Reconsideration denied April 24, 1992.

NOTES

[1] The name "Pedersen" is used throughout this opinion interchangeably to refer to either Ruby Pedersen, individually, or to Ruby Pedersen and Linda Bibioff, as corepresentatives.

[2] James Bibioff's first marriage was to Carole Curnew sometime during the 1960's. His second marriage was to Linda Bibioff and lasted from 1966 to 1973. Linda Bibioff is a copersonal representative in this action and is the mother of Tanya Bibioff. His third marriage was to Sandra Dillard and lasted from 1978 to 1980.

[3] The trial court admitted this evidence as an excited utterance. ER 803(a)(2).

[4] Evidence as to John Bibioff's intent in drafting the will was admitted over objection by defendants. The court allowed the evidence to show why John sought to have the new will prepared.

[5] James Bibioff had mentioned the quitclaim deed to Pedersen while the two were having dinner at a restaurant in the summer of 1986. Pedersen testified that James had stated, "`We got the old man'". When Pedersen asked what he meant, James purportedly replied, "`Oh, we got him to sign a quitclaim deed, and he didn't even know what he was signing.'"

[6] James Bibioff testified that he did not record the quitclaim deed immediately after its execution in July 1985, because he was involved in some litigation at the time. He ultimately recorded the deed on November 25, 1986.

[7] Defendants made no hearsay objection to this evidence.

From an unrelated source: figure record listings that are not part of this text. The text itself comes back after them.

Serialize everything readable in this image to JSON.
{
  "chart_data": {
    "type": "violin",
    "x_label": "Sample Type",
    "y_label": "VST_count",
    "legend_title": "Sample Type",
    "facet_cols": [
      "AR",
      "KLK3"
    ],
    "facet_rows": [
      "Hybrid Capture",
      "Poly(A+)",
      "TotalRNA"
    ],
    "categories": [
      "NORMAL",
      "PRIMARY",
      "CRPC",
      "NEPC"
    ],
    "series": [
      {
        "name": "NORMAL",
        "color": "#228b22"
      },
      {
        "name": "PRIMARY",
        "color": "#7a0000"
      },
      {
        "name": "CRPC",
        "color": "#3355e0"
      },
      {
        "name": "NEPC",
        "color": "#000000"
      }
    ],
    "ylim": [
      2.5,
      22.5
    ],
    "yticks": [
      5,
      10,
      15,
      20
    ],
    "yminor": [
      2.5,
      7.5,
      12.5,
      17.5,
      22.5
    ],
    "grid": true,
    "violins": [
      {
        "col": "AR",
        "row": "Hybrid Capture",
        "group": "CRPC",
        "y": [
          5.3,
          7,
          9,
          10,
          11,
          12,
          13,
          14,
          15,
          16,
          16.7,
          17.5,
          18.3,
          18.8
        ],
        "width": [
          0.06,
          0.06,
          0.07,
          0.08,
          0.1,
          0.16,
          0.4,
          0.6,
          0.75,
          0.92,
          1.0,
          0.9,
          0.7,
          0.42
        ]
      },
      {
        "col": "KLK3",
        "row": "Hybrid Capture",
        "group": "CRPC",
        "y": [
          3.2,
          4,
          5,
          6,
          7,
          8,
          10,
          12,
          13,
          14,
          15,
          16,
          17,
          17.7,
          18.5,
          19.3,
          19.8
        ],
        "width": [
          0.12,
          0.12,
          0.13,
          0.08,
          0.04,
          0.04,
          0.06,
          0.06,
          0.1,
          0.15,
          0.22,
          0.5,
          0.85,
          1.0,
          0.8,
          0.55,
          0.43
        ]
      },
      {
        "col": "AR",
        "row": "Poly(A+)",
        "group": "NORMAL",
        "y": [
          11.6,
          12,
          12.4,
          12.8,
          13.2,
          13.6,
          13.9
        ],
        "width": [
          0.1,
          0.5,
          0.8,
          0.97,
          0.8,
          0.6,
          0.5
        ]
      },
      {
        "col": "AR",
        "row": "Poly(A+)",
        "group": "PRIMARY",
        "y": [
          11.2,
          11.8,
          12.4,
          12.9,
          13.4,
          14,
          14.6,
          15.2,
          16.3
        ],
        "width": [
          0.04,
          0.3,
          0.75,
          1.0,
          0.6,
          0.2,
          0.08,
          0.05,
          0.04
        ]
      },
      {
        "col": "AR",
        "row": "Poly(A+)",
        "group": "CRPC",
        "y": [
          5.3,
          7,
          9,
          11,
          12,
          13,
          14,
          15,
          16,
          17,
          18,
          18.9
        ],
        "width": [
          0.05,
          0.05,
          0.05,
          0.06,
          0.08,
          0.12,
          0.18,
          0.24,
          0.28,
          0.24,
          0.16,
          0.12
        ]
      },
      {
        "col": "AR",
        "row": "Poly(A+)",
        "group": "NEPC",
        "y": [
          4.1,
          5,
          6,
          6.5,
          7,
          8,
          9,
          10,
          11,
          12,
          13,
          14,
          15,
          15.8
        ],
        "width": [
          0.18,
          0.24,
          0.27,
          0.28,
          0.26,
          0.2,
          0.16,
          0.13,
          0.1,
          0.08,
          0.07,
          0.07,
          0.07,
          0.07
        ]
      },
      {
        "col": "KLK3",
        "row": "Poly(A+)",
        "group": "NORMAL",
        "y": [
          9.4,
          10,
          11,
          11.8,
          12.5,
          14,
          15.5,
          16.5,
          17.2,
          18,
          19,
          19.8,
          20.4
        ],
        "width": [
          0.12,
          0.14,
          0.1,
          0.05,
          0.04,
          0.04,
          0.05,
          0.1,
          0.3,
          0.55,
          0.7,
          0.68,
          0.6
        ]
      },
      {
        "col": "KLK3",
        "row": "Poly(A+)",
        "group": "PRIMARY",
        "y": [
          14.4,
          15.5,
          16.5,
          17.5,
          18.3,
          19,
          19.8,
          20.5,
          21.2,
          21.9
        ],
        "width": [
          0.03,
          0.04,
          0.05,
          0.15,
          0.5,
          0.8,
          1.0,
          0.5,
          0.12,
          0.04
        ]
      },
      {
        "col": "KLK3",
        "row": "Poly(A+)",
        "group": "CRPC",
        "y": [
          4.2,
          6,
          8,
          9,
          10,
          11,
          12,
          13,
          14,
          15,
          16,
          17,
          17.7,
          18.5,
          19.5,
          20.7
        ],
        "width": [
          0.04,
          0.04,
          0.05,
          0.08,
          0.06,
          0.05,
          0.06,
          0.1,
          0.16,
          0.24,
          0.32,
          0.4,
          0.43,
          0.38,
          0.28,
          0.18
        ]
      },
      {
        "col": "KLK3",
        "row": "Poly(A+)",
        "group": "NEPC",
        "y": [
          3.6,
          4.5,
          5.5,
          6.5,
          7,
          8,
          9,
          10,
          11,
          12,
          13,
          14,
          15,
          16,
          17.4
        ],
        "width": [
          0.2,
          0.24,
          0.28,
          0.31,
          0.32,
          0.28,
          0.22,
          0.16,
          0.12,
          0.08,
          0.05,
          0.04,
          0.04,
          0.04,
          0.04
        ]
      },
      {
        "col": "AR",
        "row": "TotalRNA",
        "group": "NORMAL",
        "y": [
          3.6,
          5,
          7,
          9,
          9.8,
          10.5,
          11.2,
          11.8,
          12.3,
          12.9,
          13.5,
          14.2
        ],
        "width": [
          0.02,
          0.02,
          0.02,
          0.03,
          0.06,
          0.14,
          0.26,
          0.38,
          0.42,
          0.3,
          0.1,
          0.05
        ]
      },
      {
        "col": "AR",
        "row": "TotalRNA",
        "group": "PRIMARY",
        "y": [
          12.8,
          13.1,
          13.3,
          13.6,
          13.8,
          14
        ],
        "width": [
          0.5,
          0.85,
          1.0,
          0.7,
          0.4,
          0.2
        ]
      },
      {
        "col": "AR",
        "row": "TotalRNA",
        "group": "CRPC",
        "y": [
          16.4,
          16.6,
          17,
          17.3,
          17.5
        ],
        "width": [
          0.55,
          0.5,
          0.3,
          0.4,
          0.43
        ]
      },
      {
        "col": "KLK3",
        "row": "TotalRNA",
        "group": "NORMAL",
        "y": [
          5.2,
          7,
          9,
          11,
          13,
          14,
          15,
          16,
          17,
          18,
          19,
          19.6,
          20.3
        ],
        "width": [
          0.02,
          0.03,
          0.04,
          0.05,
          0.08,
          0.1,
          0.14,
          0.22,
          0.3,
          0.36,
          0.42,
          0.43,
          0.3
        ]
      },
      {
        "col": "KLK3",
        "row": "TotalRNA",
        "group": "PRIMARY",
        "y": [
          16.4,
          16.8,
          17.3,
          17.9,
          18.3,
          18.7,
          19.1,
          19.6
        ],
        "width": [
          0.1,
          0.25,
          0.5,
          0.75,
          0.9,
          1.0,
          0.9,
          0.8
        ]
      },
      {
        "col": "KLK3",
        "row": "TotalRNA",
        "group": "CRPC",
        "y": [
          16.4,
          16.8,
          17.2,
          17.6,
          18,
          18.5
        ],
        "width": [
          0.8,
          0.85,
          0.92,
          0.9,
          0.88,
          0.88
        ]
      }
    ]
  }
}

[8] In Lewis, the petitioner (Mrs. Lewis) had made an inter vivos gift of land to her son Bill. Lewis, at 388. After Bill's death, Mrs. Lewis sought to have the gift set aside on grounds of undue influence. Lewis, at 388-90. The trial court found that no confidential relationship had existed between Mrs. Lewis and her son. Lewis, at 389. This court affirmed on the basis of several factors. Although Mrs. Lewis had lived with Bill from 1947 to 1982 and Bill had assisted her financially, Mrs. Lewis had at no time depended upon Bill to make decisions for her. Lewis, at 390. Mrs. Lewis was fully competent at the time of the transfer and not suffering from any physical or mental disability. Her hearing was impaired, but adequate, and she was able to read and write. Furthermore, she did not rely on Bill or any of her children to make decisions for her. Lewis, at 390.

[9] At the beginning of the second day of the trial, respondents requested that the trial be bifurcated with the first issue decided being whether the deed was void. Respondents' counsel noted that if the deed were determined to be void, then City Bank personnel and bank experts would be unnecessary. City Bank and James Bibioff had no objection to this process, and the trial was bifurcated.

[10] Those elements generally are: (1) a representation of an existing fact, (2) its materiality, (3) its falsity, (4) the speaker's knowledge of its falsity or ignorance of its truth, (5) his intent that it should be acted on by the person to whom it is made, (6) ignorance of its falsity on the part of the person to whom it is made, (7) the latter's reliance on the truth of the representation, (8) his right to rely upon it, and (9) his consequent damage. See Turner v. Enders, 15 Wash. App. 875, 878, 552 P.2d 694 (1976).

[11] See 37 Am.Jur.2d Fraud & Deceit § 439 (1968). See also Dean v. Jordan, 194 Wash. 661, 671-72, 79 P.2d 331 (1938) (in equitable action to contest a will, evidence may be of such a suspicious nature as to raise a presumption of fraud or undue influence); In re Estate of Jaaska, 27 Wash. 2d 433, 447-51, 178 P.2d 321 (1947) (evidence presented by contestant in will contest was sufficient to raise presumption of fraud and undue influence); Rhoads v. Borden, 584 So. 2d 409, 413 (Miss. 1991) (since confidential relation existed between grantor and grantee, there is presumption that acts of grantee in obtaining deed were suspicious and fraudulent); In re Kurtz, 144 A.D.2d 468, 533 N.Y.S.2d 985 (1988) (in view of confidential relationship between son and mother, grantee son had burden of establishing that his agreement with his mother was not product of fraud or undue influence).

[12] James also executed a quitclaim deed giving the home back to his father. However, James kept the deed he executed and never delivered it to his father. Attorney Mary Jarvis apparently kept the quitclaim deed executed by John to James until James recorded it in November 1986.